The roles of structurally complex region in primate evolution and human neurological disease
by Yafei Mao | Shanghai Jiaotong University
Abstract ID: 98
Event: The 3rd AsiaEvo Conference
Topic: Genetics of adaptation and evolution of novel traits
Presenter Name: Yafei Mao

Understanding the evolutionary history of genetic loci associated with novel traits is a key objective in evolutionary biology. Numerous traits emerge or disappear over time in primate evolution. However, our knowledge of the roles played by structurally complex regions in primate evolution and their association with traits has been constrained by technological limitations.

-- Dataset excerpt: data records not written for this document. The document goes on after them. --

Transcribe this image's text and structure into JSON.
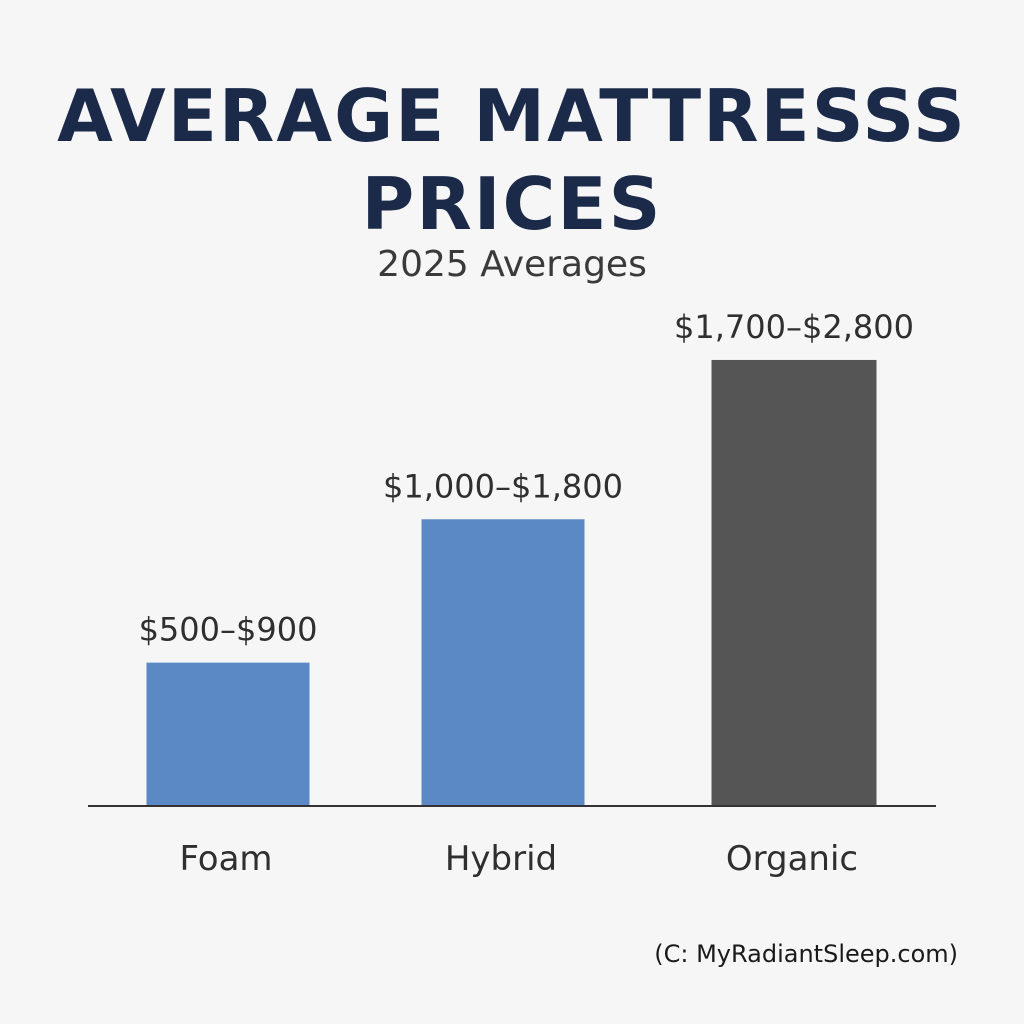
{
  "header": {
    "title": "AVERAGE MATTRESSS PRICES",
    "subtitle": "2025 Averages"
  },
  "footer": {
    "credit": "(C: MyRadiantSleep.com)"
  },
  "colors": {
    "background": "#f6f6f6",
    "title": "#1c2a4a",
    "bar_blue": "#5b89c5",
    "bar_gray": "#555555",
    "axis": "#333333",
    "label_text": "#2f2f2f"
  },
  "chart_data": {
    "type": "bar",
    "title": "AVERAGE MATTRESSS PRICES",
    "subtitle": "2025 Averages",
    "categories": [
      "Foam",
      "Hybrid",
      "Organic"
    ],
    "values": [
      900,
      1800,
      2800
    ],
    "ranges": [
      [
        500,
        900
      ],
      [
        1000,
        1800
      ],
      [
        1700,
        2800
      ]
    ],
    "data_labels": [
      "$500–$900",
      "$1,000–$1,800",
      "$1,700–$2,800"
    ],
    "bar_colors": [
      "#5b89c5",
      "#5b89c5",
      "#555555"
    ],
    "xlabel": "",
    "ylabel": "",
    "grid": false,
    "legend": "none"
  }
}
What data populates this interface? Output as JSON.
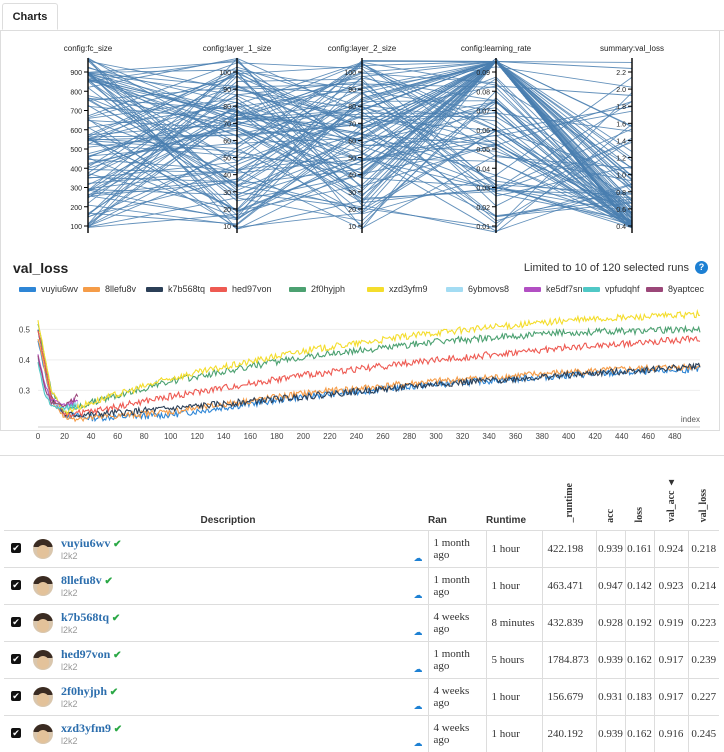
{
  "tabs": {
    "charts": "Charts"
  },
  "parallel": {
    "axes": [
      {
        "label": "config:fc_size",
        "ticks": [
          "900",
          "800",
          "700",
          "600",
          "500",
          "400",
          "300",
          "200",
          "100"
        ]
      },
      {
        "label": "config:layer_1_size",
        "ticks": [
          "100",
          "90",
          "80",
          "70",
          "60",
          "50",
          "40",
          "30",
          "20",
          "10"
        ]
      },
      {
        "label": "config:layer_2_size",
        "ticks": [
          "100",
          "90",
          "80",
          "70",
          "60",
          "50",
          "40",
          "30",
          "20",
          "10"
        ]
      },
      {
        "label": "config:learning_rate",
        "ticks": [
          "0.09",
          "0.08",
          "0.07",
          "0.06",
          "0.05",
          "0.04",
          "0.03",
          "0.02",
          "0.01"
        ]
      },
      {
        "label": "summary:val_loss",
        "ticks": [
          "2.2",
          "2.0",
          "1.8",
          "1.6",
          "1.4",
          "1.2",
          "1.0",
          "0.8",
          "0.6",
          "0.4"
        ]
      }
    ],
    "line_color": "#4a7fb0"
  },
  "val_loss": {
    "title": "val_loss",
    "limit_text": "Limited to 10 of 120 selected runs",
    "help": "?",
    "legend": [
      {
        "name": "vuyiu6wv",
        "color": "#2e86d6"
      },
      {
        "name": "8llefu8v",
        "color": "#f59c48"
      },
      {
        "name": "k7b568tq",
        "color": "#2b3f57"
      },
      {
        "name": "hed97von",
        "color": "#ee5a52"
      },
      {
        "name": "2f0hyjph",
        "color": "#4ca171"
      },
      {
        "name": "xzd3yfm9",
        "color": "#f4dd2c"
      },
      {
        "name": "6ybmovs8",
        "color": "#a3dcf3"
      },
      {
        "name": "ke5df7sn",
        "color": "#b24fc3"
      },
      {
        "name": "vpfudqhf",
        "color": "#50c8c6"
      },
      {
        "name": "8yaptcec",
        "color": "#9b4779"
      }
    ]
  },
  "chart_data": {
    "type": "line",
    "title": "val_loss",
    "xlabel": "index",
    "ylabel": "",
    "xlim": [
      0,
      499
    ],
    "ylim": [
      0.18,
      0.58
    ],
    "xticks": [
      "0",
      "20",
      "40",
      "60",
      "80",
      "100",
      "120",
      "140",
      "160",
      "180",
      "200",
      "220",
      "240",
      "260",
      "280",
      "300",
      "320",
      "340",
      "360",
      "380",
      "400",
      "420",
      "440",
      "460",
      "480"
    ],
    "yticks": [
      "0.5",
      "0.4",
      "0.3"
    ],
    "series": [
      {
        "name": "vuyiu6wv",
        "color": "#2e86d6",
        "points": [
          [
            0,
            0.46
          ],
          [
            10,
            0.27
          ],
          [
            20,
            0.22
          ],
          [
            40,
            0.21
          ],
          [
            100,
            0.22
          ],
          [
            200,
            0.28
          ],
          [
            300,
            0.32
          ],
          [
            400,
            0.35
          ],
          [
            499,
            0.37
          ]
        ]
      },
      {
        "name": "8llefu8v",
        "color": "#f59c48",
        "points": [
          [
            0,
            0.47
          ],
          [
            10,
            0.27
          ],
          [
            20,
            0.21
          ],
          [
            40,
            0.21
          ],
          [
            100,
            0.23
          ],
          [
            200,
            0.29
          ],
          [
            300,
            0.33
          ],
          [
            400,
            0.36
          ],
          [
            499,
            0.38
          ]
        ]
      },
      {
        "name": "k7b568tq",
        "color": "#2b3f57",
        "points": [
          [
            0,
            0.5
          ],
          [
            10,
            0.28
          ],
          [
            20,
            0.22
          ],
          [
            40,
            0.22
          ],
          [
            100,
            0.24
          ],
          [
            200,
            0.28
          ],
          [
            300,
            0.32
          ],
          [
            400,
            0.35
          ],
          [
            499,
            0.38
          ]
        ]
      },
      {
        "name": "hed97von",
        "color": "#ee5a52",
        "points": [
          [
            0,
            0.5
          ],
          [
            10,
            0.28
          ],
          [
            20,
            0.22
          ],
          [
            40,
            0.23
          ],
          [
            100,
            0.28
          ],
          [
            200,
            0.35
          ],
          [
            300,
            0.4
          ],
          [
            400,
            0.44
          ],
          [
            499,
            0.47
          ]
        ]
      },
      {
        "name": "2f0hyjph",
        "color": "#4ca171",
        "points": [
          [
            0,
            0.52
          ],
          [
            10,
            0.3
          ],
          [
            20,
            0.23
          ],
          [
            40,
            0.26
          ],
          [
            100,
            0.33
          ],
          [
            200,
            0.41
          ],
          [
            300,
            0.46
          ],
          [
            400,
            0.49
          ],
          [
            499,
            0.5
          ]
        ]
      },
      {
        "name": "xzd3yfm9",
        "color": "#f4dd2c",
        "points": [
          [
            0,
            0.53
          ],
          [
            10,
            0.3
          ],
          [
            20,
            0.23
          ],
          [
            40,
            0.26
          ],
          [
            100,
            0.34
          ],
          [
            200,
            0.43
          ],
          [
            300,
            0.49
          ],
          [
            400,
            0.53
          ],
          [
            499,
            0.55
          ]
        ]
      },
      {
        "name": "6ybmovs8",
        "color": "#a3dcf3",
        "points": [
          [
            0,
            0.4
          ],
          [
            5,
            0.3
          ],
          [
            10,
            0.26
          ],
          [
            20,
            0.24
          ],
          [
            30,
            0.26
          ]
        ]
      },
      {
        "name": "ke5df7sn",
        "color": "#b24fc3",
        "points": [
          [
            0,
            0.42
          ],
          [
            5,
            0.32
          ],
          [
            10,
            0.27
          ],
          [
            20,
            0.25
          ],
          [
            30,
            0.27
          ]
        ]
      },
      {
        "name": "vpfudqhf",
        "color": "#50c8c6",
        "points": [
          [
            0,
            0.39
          ],
          [
            5,
            0.29
          ],
          [
            10,
            0.25
          ],
          [
            20,
            0.24
          ],
          [
            30,
            0.25
          ]
        ]
      },
      {
        "name": "8yaptcec",
        "color": "#9b4779",
        "points": [
          [
            0,
            0.41
          ],
          [
            5,
            0.31
          ],
          [
            10,
            0.26
          ],
          [
            20,
            0.25
          ],
          [
            30,
            0.28
          ]
        ]
      }
    ]
  },
  "table": {
    "headers": {
      "description": "Description",
      "ran": "Ran",
      "runtime": "Runtime",
      "_runtime": "_runtime",
      "acc": "acc",
      "loss": "loss",
      "val_acc": "val_acc ▴",
      "val_loss": "val_loss"
    },
    "rows": [
      {
        "name": "vuyiu6wv",
        "user": "l2k2",
        "ran": "1 month ago",
        "runtime": "1 hour",
        "_runtime": "422.198",
        "acc": "0.939",
        "loss": "0.161",
        "val_acc": "0.924",
        "val_loss": "0.218"
      },
      {
        "name": "8llefu8v",
        "user": "l2k2",
        "ran": "1 month ago",
        "runtime": "1 hour",
        "_runtime": "463.471",
        "acc": "0.947",
        "loss": "0.142",
        "val_acc": "0.923",
        "val_loss": "0.214"
      },
      {
        "name": "k7b568tq",
        "user": "l2k2",
        "ran": "4 weeks ago",
        "runtime": "8 minutes",
        "_runtime": "432.839",
        "acc": "0.928",
        "loss": "0.192",
        "val_acc": "0.919",
        "val_loss": "0.223"
      },
      {
        "name": "hed97von",
        "user": "l2k2",
        "ran": "1 month ago",
        "runtime": "5 hours",
        "_runtime": "1784.873",
        "acc": "0.939",
        "loss": "0.162",
        "val_acc": "0.917",
        "val_loss": "0.239"
      },
      {
        "name": "2f0hyjph",
        "user": "l2k2",
        "ran": "4 weeks ago",
        "runtime": "1 hour",
        "_runtime": "156.679",
        "acc": "0.931",
        "loss": "0.183",
        "val_acc": "0.917",
        "val_loss": "0.227"
      },
      {
        "name": "xzd3yfm9",
        "user": "l2k2",
        "ran": "4 weeks ago",
        "runtime": "1 hour",
        "_runtime": "240.192",
        "acc": "0.939",
        "loss": "0.162",
        "val_acc": "0.916",
        "val_loss": "0.245"
      }
    ]
  }
}
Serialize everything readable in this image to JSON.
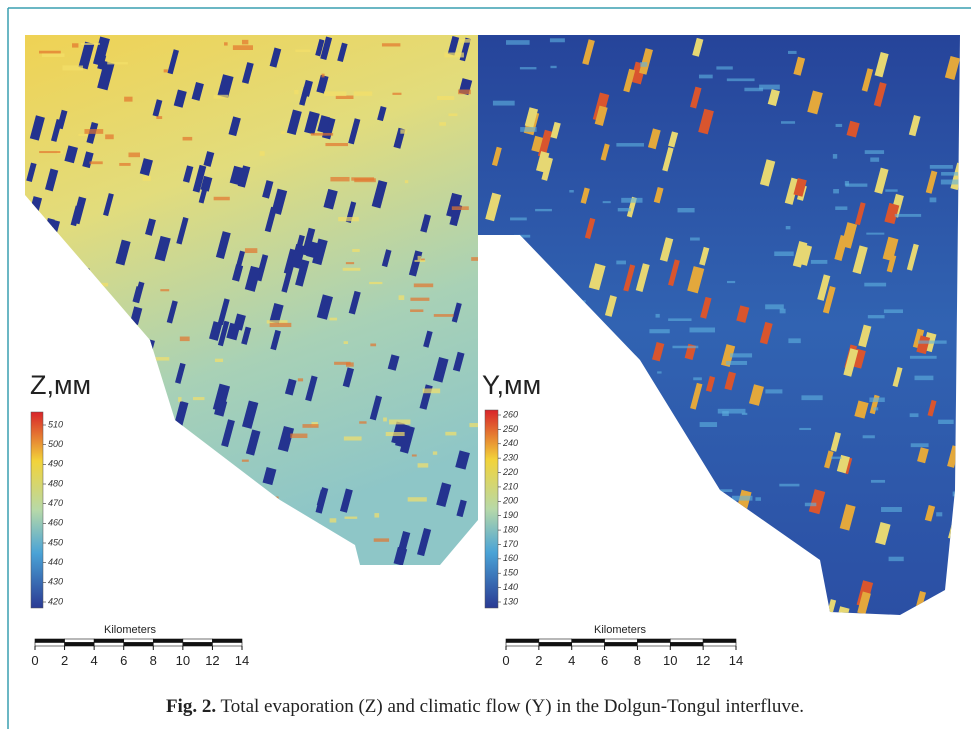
{
  "figure": {
    "left_map": {
      "legend_title": "Z,мм",
      "legend_ticks": [
        510,
        500,
        490,
        480,
        470,
        460,
        450,
        440,
        430,
        420
      ],
      "scale_title": "Kilometers",
      "scale_ticks": [
        0,
        2,
        4,
        6,
        8,
        10,
        12,
        14
      ]
    },
    "right_map": {
      "legend_title": "Y,мм",
      "legend_ticks": [
        260,
        250,
        240,
        230,
        220,
        210,
        200,
        190,
        180,
        170,
        160,
        150,
        140,
        130
      ],
      "scale_title": "Kilometers",
      "scale_ticks": [
        0,
        2,
        4,
        6,
        8,
        10,
        12,
        14
      ]
    },
    "caption": {
      "label": "Fig. 2.",
      "text": "Total evaporation (Z) and climatic flow (Y) in the Dolgun-Tongul interfluve."
    }
  }
}
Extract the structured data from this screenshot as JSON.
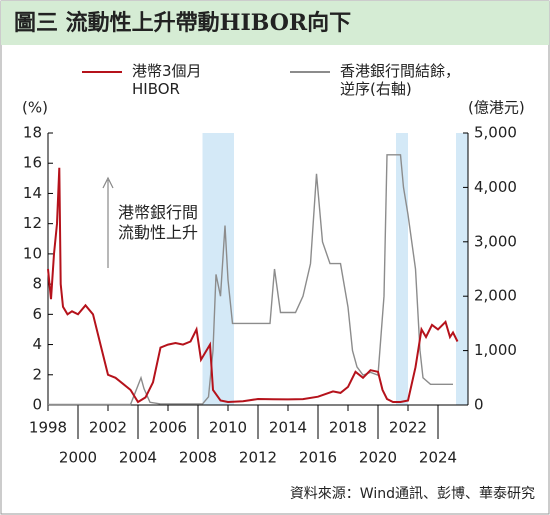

Here, we used long-read sequencing to generate high-quality genome assemblies for eight primate species. We found 1,607 structurally complex regions wherein recurrent structural variation contributes to creating SV hotspots where genes are recurrently lost (CARDs, ABCD7, OLAH) and new lineage-specific genes are generated (e.g., CKAP2, NEK5) and have become targets of rapid chromosomal diversification and positive selection (e.g., RGPDs). The genes within structurally complex regions or the genetic architecture of these regions are likely associated with primate trait evolution and potentially implicated in human neurological disease. High-fidelity long-read sequencing has made these dynamic regions of the genome accessible for sequence-level analyses within and between primate species for the first time.